The Industrial Revolution’s “under one roof” model of conducting work is steadily declining owing to technology that is rapidly creating virtual workspaces and allowing workers to provide their vital contribution without physically clustering together. Today, the new paradigm is “move work to the workers, rather than workers to the workplace.” According to Reuters, one in five global workers telecommutes frequently and nearly ten percent work from home every day. Moms in particular will welcome this trend. A full 60% wish they had a flexible work option. But companies see advantages too in the way remote work increases their talent pool, reduces turnover, lessens their real estate footprint, and improves the ability to conduct business across multiple time zones, to name just a few advantages. In Remote, inconoclastic authors Fried and Hansson will convince readers that letting all or part of work teams function remotely is a great idea–and they’re going to show precisely how a remote work setup can be accomplished.
I started working remotely 8 years ago for a company that is 100% remote.

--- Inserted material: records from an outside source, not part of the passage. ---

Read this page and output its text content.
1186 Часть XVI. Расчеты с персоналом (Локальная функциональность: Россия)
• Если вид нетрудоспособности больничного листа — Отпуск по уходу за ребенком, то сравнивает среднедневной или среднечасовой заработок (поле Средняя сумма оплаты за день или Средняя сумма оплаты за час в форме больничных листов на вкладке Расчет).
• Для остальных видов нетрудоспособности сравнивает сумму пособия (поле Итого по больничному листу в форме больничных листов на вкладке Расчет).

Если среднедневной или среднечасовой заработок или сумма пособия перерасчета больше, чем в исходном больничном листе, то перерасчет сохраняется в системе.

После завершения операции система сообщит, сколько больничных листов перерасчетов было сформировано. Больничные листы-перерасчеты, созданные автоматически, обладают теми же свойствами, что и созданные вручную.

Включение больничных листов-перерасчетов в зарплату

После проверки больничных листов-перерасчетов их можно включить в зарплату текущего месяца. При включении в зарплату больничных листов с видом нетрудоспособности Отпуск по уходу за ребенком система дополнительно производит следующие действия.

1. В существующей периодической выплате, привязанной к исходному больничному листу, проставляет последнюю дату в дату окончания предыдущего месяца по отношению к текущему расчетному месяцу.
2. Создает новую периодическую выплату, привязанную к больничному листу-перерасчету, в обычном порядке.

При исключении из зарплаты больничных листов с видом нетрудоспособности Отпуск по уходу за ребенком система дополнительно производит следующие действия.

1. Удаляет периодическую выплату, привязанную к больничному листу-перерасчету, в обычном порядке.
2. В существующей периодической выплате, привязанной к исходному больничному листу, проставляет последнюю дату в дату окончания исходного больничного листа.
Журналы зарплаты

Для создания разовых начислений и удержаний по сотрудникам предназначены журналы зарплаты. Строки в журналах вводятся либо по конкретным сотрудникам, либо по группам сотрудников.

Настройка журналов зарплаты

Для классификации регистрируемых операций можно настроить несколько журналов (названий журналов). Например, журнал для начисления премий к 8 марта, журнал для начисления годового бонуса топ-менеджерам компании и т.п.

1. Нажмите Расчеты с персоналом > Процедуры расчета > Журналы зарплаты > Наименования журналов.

After working my way up within the company, I now oversee all of the day-to-day operations.
I am a strong believer in remote working. I personally thrive in this environment, but over the years I have learned that working remotely is not for everyone. I felt that the authors of Remote did not get as deep into the real life issues of remote work environments as I was hoping they would. Their approach was more of a sales pitch on allowing employees to work remotely (and using their software program to manage those remote projects).
Regardless, Remote is a quick and easy read. If you’re considering allowing workers in your company to work remotely – or if you’re trying to pitch the idea to your boss – this book has a lot of helpful information.